Price to reimburse taxpayers for part of cost of charter jets
Health and Human Services (HHS) Secretary Tom Price vowed Thursday to reimburse taxpayers for his use of private charter jets for official government business.
“Today, I will write a personal check to the U.S. Treasury for the expenses of my travel on private charter planes,” Price said in a statement. “The taxpayers won’t pay a dime for my seat on those planes.”
An HHS spokesperson told The Hill that Price will pay $51,887.31 for his seat on the flights, not the entire cost.
“The Secretary has heard the taxpayers’ concerns and wants to be responsive to them. That’s why he’s taking the unprecedented step of reimbursing the government for his share of the travel,” the spokesperson said. “The taxpayers won’t pay a dime for his seats on charter planes.”
Price had a minimum net worth of about $8.2 million, including more than one bank account containing at least $100,000 in cash, at the time of his nomination to lead HHS in January, according to his personal financial disclosure forms.

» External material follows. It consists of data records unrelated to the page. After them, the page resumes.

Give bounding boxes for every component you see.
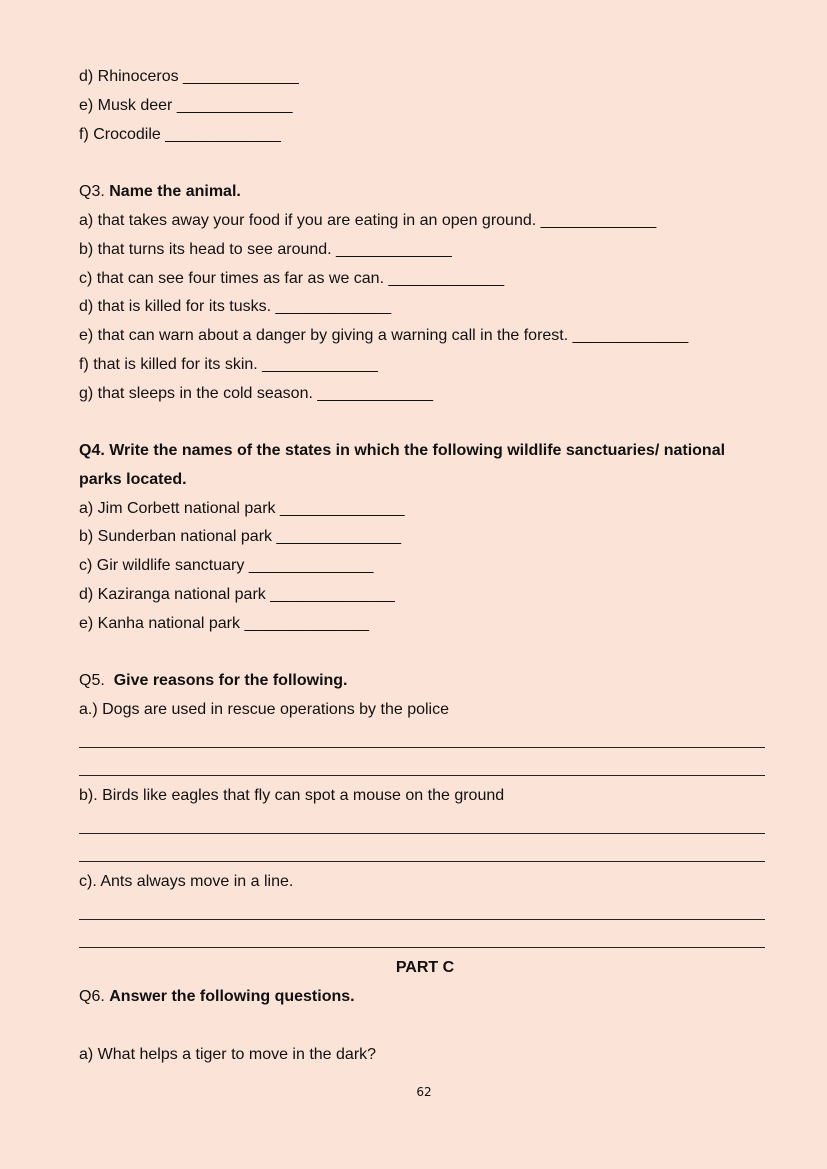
q4-item: b) Sunderban national park ______________	[79, 528, 402, 545]
q3-item: b) that turns its head to see around. _____________	[79, 241, 452, 258]
q4-item: d) Kaziranga national park ______________	[79, 586, 395, 603]
q5-item: b). Birds like eagles that fly can spot a mouse on the ground	[79, 787, 505, 804]
q3-item: f) that is killed for its skin. _____________	[79, 356, 378, 373]
q4-item: e) Kanha national park ______________	[79, 615, 370, 632]
q6-title: Answer the following questions.	[109, 988, 355, 1005]
q3-item: c) that can see four times as far as we can. _____________	[79, 270, 505, 287]
q2-item-e: e) Musk deer _____________	[79, 97, 293, 114]
q4-title-line1: Q4. Write the names of the states in which the following wildlife sanctuaries/ national	[79, 442, 726, 459]
q6-item: a) What helps a tiger to move in the dark?	[79, 1046, 377, 1063]
q4-item: a) Jim Corbett national park ______________	[79, 500, 405, 517]
q5-number: Q5.	[79, 672, 114, 689]
q5-item: c). Ants always move in a line.	[79, 873, 294, 890]
answer-line[interactable]	[79, 833, 765, 834]
q3-number: Q3.	[79, 183, 110, 200]
q3-item: a) that takes away your food if you are eating in an open ground. _____________	[79, 212, 657, 229]
q2-item-f: f) Crocodile _____________	[79, 126, 281, 143]
answer-line[interactable]	[79, 919, 765, 920]
answer-line[interactable]	[79, 947, 765, 948]
part-heading: PART C	[395, 959, 455, 976]
answer-line[interactable]	[79, 861, 765, 862]
q4-title-line2: parks located.	[79, 471, 187, 488]
q4-item: c) Gir wildlife sanctuary ______________	[79, 557, 374, 574]
page-number: 62	[416, 1085, 432, 1099]
q3-item: e) that can warn about a danger by giving a warning call in the forest. _____________	[79, 327, 689, 344]
q3-title: Name the animal.	[109, 183, 241, 200]
q3-heading	[79, 182, 241, 202]
q5-item: a.) Dogs are used in rescue operations by the police	[79, 701, 449, 718]
q2-item-d: d) Rhinoceros _____________	[79, 68, 299, 85]
q5-heading	[79, 671, 348, 691]
q6-heading	[79, 987, 355, 1007]
answer-line[interactable]	[79, 747, 765, 748]
q3-item: d) that is killed for its tusks. _____________	[79, 298, 392, 315]
q3-item: g) that sleeps in the cold season. _____________	[79, 385, 434, 402]
answer-line[interactable]	[79, 775, 765, 776]
q5-title: Give reasons for the following.	[113, 672, 348, 689]
q6-number: Q6.	[79, 988, 110, 1005]
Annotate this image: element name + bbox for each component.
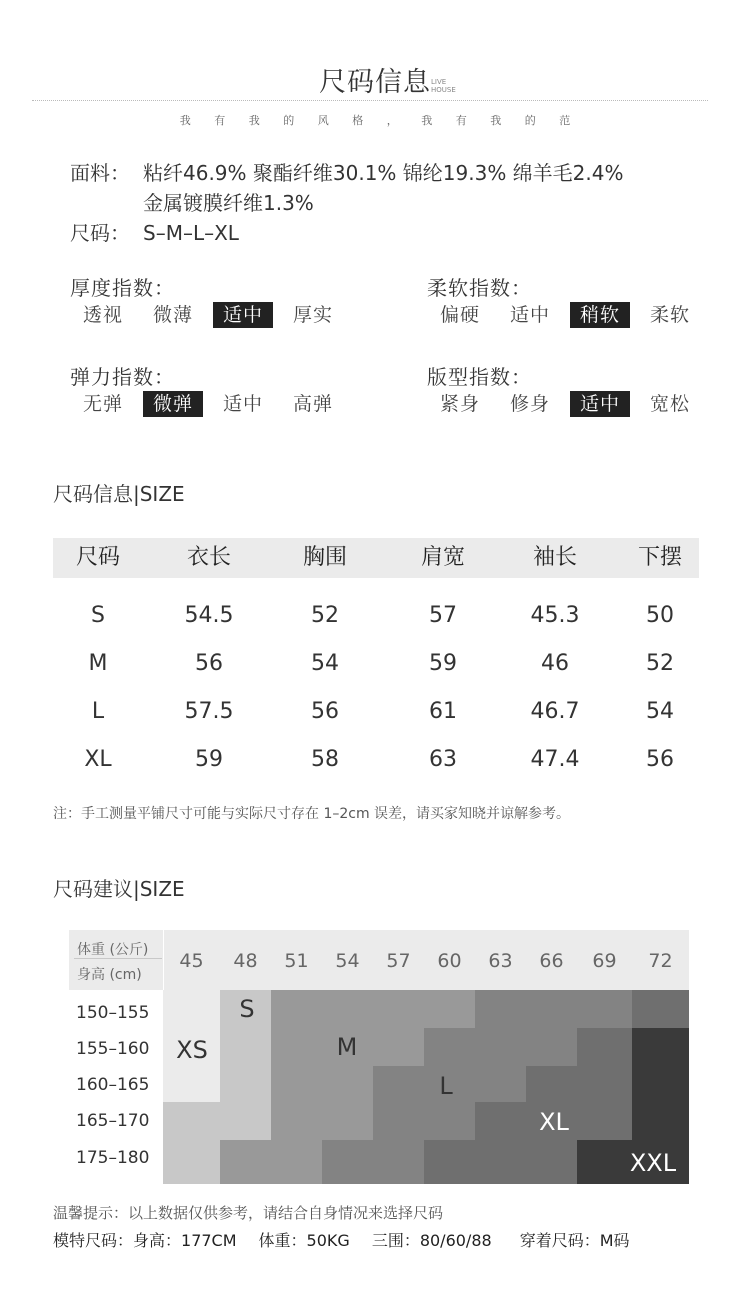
advice-grid-cell bbox=[373, 990, 424, 1028]
weight-header: 72 bbox=[648, 950, 673, 972]
advice-grid-cell bbox=[632, 1066, 689, 1102]
fabric-info bbox=[70, 158, 624, 248]
advice-grid-cell bbox=[475, 1102, 526, 1140]
advice-grid-cell bbox=[373, 1102, 424, 1140]
size-table-size-cell: XL bbox=[84, 747, 112, 772]
size-table-cell: 63 bbox=[429, 747, 457, 772]
size-table-cell: 46.7 bbox=[530, 699, 580, 724]
advice-grid-cell bbox=[577, 1066, 632, 1102]
size-table-cell: 57.5 bbox=[184, 699, 234, 724]
slogan-char: ， bbox=[386, 114, 398, 127]
model-wearing-size: 穿着尺码：M码 bbox=[519, 1231, 630, 1250]
model-height: 身高：177CM bbox=[133, 1231, 237, 1250]
index-option: 无弹 bbox=[82, 393, 123, 415]
size-table-cell: 47.4 bbox=[530, 747, 580, 772]
size-zone-label: XXL bbox=[629, 1149, 677, 1177]
size-table-cell: 56 bbox=[195, 651, 223, 676]
index-option-selected: 适中 bbox=[570, 391, 630, 417]
model-measurements: 三围：80/60/88 bbox=[371, 1231, 492, 1250]
advice-grid-cell bbox=[163, 990, 220, 1028]
index-option: 紧身 bbox=[439, 393, 480, 415]
index-options bbox=[73, 391, 353, 417]
index-option-selected: 稍软 bbox=[570, 302, 630, 328]
size-table-cell: 50 bbox=[646, 603, 674, 628]
advice-grid-cell bbox=[526, 1140, 577, 1184]
size-table-column-header: 下摆 bbox=[637, 545, 682, 570]
advice-grid-cell bbox=[220, 1066, 271, 1102]
weight-header: 51 bbox=[284, 950, 309, 972]
badge-line1: LIVE bbox=[431, 78, 447, 86]
size-label: 尺码： bbox=[70, 221, 130, 245]
height-label: 150–155 bbox=[76, 1003, 150, 1023]
model-label: 模特尺码： bbox=[53, 1231, 134, 1250]
weight-axis-label: 体重 (公斤) bbox=[77, 942, 149, 958]
index-title: 弹力指数： bbox=[70, 365, 175, 389]
brand-badge bbox=[431, 78, 456, 94]
page-title: 尺码信息 bbox=[319, 67, 431, 98]
size-table-cell: 59 bbox=[195, 747, 223, 772]
size-table-cell: 61 bbox=[429, 699, 457, 724]
weight-header: 63 bbox=[488, 950, 513, 972]
slogan-char: 风 bbox=[317, 114, 329, 127]
index-options bbox=[430, 302, 710, 328]
size-table-cell: 54 bbox=[646, 699, 674, 724]
index-option-selected: 适中 bbox=[213, 302, 273, 328]
size-zone-label: L bbox=[439, 1072, 453, 1100]
advice-grid-cell bbox=[424, 990, 475, 1028]
height-label: 175–180 bbox=[76, 1148, 150, 1168]
advice-grid-cell bbox=[577, 1102, 632, 1140]
advice-grid-cell bbox=[163, 1066, 220, 1102]
size-table-cell: 46 bbox=[541, 651, 569, 676]
size-table-column-header: 肩宽 bbox=[420, 545, 465, 570]
height-label: 155–160 bbox=[76, 1039, 150, 1059]
advice-grid-cell bbox=[373, 1140, 424, 1184]
advice-grid-cell bbox=[322, 990, 373, 1028]
index-option: 透视 bbox=[82, 304, 123, 326]
tip-text: 温馨提示：以上数据仅供参考，请结合自身情况来选择尺码 bbox=[53, 1204, 444, 1222]
size-table-cell: 54 bbox=[311, 651, 339, 676]
weight-header: 69 bbox=[592, 950, 617, 972]
slogan-char: 我 bbox=[248, 114, 260, 127]
index-title: 柔软指数： bbox=[427, 276, 532, 300]
advice-grid-cell bbox=[220, 1102, 271, 1140]
fabric-line1: 粘纤46.9% 聚酯纤维30.1% 锦纶19.3% 绵羊毛2.4% bbox=[143, 161, 624, 185]
measurement-note: 注：手工测量平铺尺寸可能与实际尺寸存在 1–2cm 误差，请买家知晓并谅解参考。 bbox=[53, 806, 571, 822]
advice-grid-cell bbox=[577, 990, 632, 1028]
slogan-char: 的 bbox=[283, 114, 295, 127]
weight-header: 48 bbox=[233, 950, 258, 972]
height-label: 160–165 bbox=[76, 1075, 150, 1095]
badge-line2: HOUSE bbox=[431, 86, 456, 94]
size-advice-heading: 尺码建议|SIZE bbox=[53, 877, 185, 901]
slogan-char: 我 bbox=[421, 114, 433, 127]
advice-grid-cell bbox=[220, 1140, 271, 1184]
advice-grid-cell bbox=[475, 1028, 526, 1066]
advice-grid-cell bbox=[475, 990, 526, 1028]
size-table-cell: 52 bbox=[646, 651, 674, 676]
advice-grid-cell bbox=[163, 1102, 220, 1140]
size-table-cell: 58 bbox=[311, 747, 339, 772]
model-info bbox=[53, 1228, 630, 1251]
size-table-column-header: 胸围 bbox=[302, 545, 347, 570]
advice-grid-cell bbox=[373, 1066, 424, 1102]
advice-grid-cell bbox=[577, 1140, 632, 1184]
fabric-label: 面料： bbox=[70, 161, 130, 185]
advice-grid-cell bbox=[271, 1066, 322, 1102]
advice-grid-cell bbox=[526, 990, 577, 1028]
size-table-cell: 54.5 bbox=[184, 603, 234, 628]
size-table-cell: 56 bbox=[646, 747, 674, 772]
size-table-column-header: 袖长 bbox=[532, 545, 577, 570]
weight-header: 57 bbox=[386, 950, 411, 972]
header-divider bbox=[74, 958, 162, 959]
advice-grid-cell bbox=[163, 1140, 220, 1184]
index-option: 偏硬 bbox=[439, 304, 480, 326]
index-option: 修身 bbox=[509, 393, 550, 415]
advice-grid-cell bbox=[271, 990, 322, 1028]
index-option: 适中 bbox=[509, 304, 550, 326]
size-zone-label: M bbox=[336, 1033, 358, 1061]
advice-grid-cell bbox=[322, 1066, 373, 1102]
size-table-cell: 45.3 bbox=[530, 603, 580, 628]
advice-grid-cell bbox=[475, 1140, 526, 1184]
size-info-heading: 尺码信息|SIZE bbox=[53, 482, 185, 506]
index-option: 宽松 bbox=[649, 393, 690, 415]
slogan-char: 范 bbox=[559, 114, 571, 127]
index-options bbox=[73, 302, 353, 328]
size-table-column-header: 尺码 bbox=[75, 545, 120, 570]
slogan bbox=[0, 112, 750, 128]
index-option: 适中 bbox=[222, 393, 263, 415]
advice-grid-cell bbox=[632, 990, 689, 1028]
slogan-char: 有 bbox=[214, 114, 226, 127]
slogan-char: 有 bbox=[455, 114, 467, 127]
advice-grid-cell bbox=[322, 1102, 373, 1140]
index-options bbox=[430, 391, 710, 417]
advice-grid-cell bbox=[271, 1140, 322, 1184]
slogan-char: 我 bbox=[490, 114, 502, 127]
height-axis-label: 身高 (cm) bbox=[77, 967, 142, 983]
size-zone-label: S bbox=[239, 995, 255, 1023]
model-weight: 体重：50KG bbox=[258, 1231, 350, 1250]
index-title: 版型指数： bbox=[427, 365, 532, 389]
index-option-selected: 微弹 bbox=[143, 391, 203, 417]
slogan-char: 格 bbox=[352, 114, 364, 127]
advice-grid-cell bbox=[220, 1028, 271, 1066]
index-option: 柔软 bbox=[649, 304, 690, 326]
weight-header: 45 bbox=[179, 950, 204, 972]
advice-grid-cell bbox=[373, 1028, 424, 1066]
height-label: 165–170 bbox=[76, 1111, 150, 1131]
size-table-size-cell: S bbox=[91, 603, 105, 628]
size-table-cell: 57 bbox=[429, 603, 457, 628]
size-table-cell: 59 bbox=[429, 651, 457, 676]
size-value: S–M–L–XL bbox=[143, 221, 239, 245]
advice-grid-cell bbox=[632, 1028, 689, 1066]
slogan-char: 的 bbox=[524, 114, 536, 127]
advice-grid-cell bbox=[526, 1028, 577, 1066]
advice-grid-cell bbox=[271, 1102, 322, 1140]
size-table-column-header: 衣长 bbox=[186, 545, 231, 570]
index-title: 厚度指数： bbox=[70, 276, 175, 300]
size-table-size-cell: L bbox=[91, 699, 105, 724]
advice-grid-cell bbox=[424, 1028, 475, 1066]
fabric-line2: 金属镀膜纤维1.3% bbox=[143, 191, 314, 215]
index-option: 微薄 bbox=[152, 304, 193, 326]
advice-grid-cell bbox=[526, 1066, 577, 1102]
index-option: 厚实 bbox=[292, 304, 333, 326]
advice-grid-cell bbox=[632, 1102, 689, 1140]
size-table-cell: 56 bbox=[311, 699, 339, 724]
dotted-divider bbox=[32, 100, 708, 101]
advice-grid-cell bbox=[475, 1066, 526, 1102]
weight-header: 66 bbox=[539, 950, 564, 972]
size-table-size-cell: M bbox=[88, 651, 108, 676]
size-zone-label: XS bbox=[176, 1036, 208, 1064]
size-zone-label: XL bbox=[539, 1108, 569, 1136]
advice-grid-cell bbox=[424, 1140, 475, 1184]
advice-grid-cell bbox=[322, 1140, 373, 1184]
weight-header: 54 bbox=[335, 950, 360, 972]
advice-grid-cell bbox=[424, 1102, 475, 1140]
index-option: 高弹 bbox=[292, 393, 333, 415]
weight-header: 60 bbox=[437, 950, 462, 972]
advice-grid-cell bbox=[577, 1028, 632, 1066]
advice-grid-cell bbox=[271, 1028, 322, 1066]
slogan-char: 我 bbox=[179, 114, 191, 127]
size-table-cell: 52 bbox=[311, 603, 339, 628]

The controversy seems to have put Price’s job at risk. The White House on Thursday refused to say whether Price would stay on.
“We’re going to conduct a full review and see what happens,” press secretary Sarah Huckabee Sanders said.
Sanders said the White House instructed HHS to halt all private charter flights until the agency and inspector general complete their separate reviews of Price’s travel.
The White House is also conducting its own “overall” review of the administration’s travel policies, Sanders said.
“As the president said yesterday, he’s not happy with the actions,” Sanders said. “We’re looking at the issue.”
Trump earlier this week also refused to rule out firing Price.
When asked if he had plans to oust the HHS chief, Trump said: “We’ll see.”
On Thursday, Vice President Pence said he would leave it up to Trump and Price to “work it out.”
Price’s flights are now the subject of an investigation by his department’s inspector general, but he isn’t the only Cabinet member to come under criticism for using either a charter or government-owned plane.
The Treasury Department inspector general is reviewing department head Steven Mnuchin’s use of a private jet in August, as well as why he requested a government plane to take him and his wife, Louise Linton, on their European honeymoon.
Environmental Protection Agency Administrator Scott Pruitt has also been using private planes for government duties. The Washington Post reported on Wednesday that Pruitt’s private flights have cost taxpayers more than $58,000.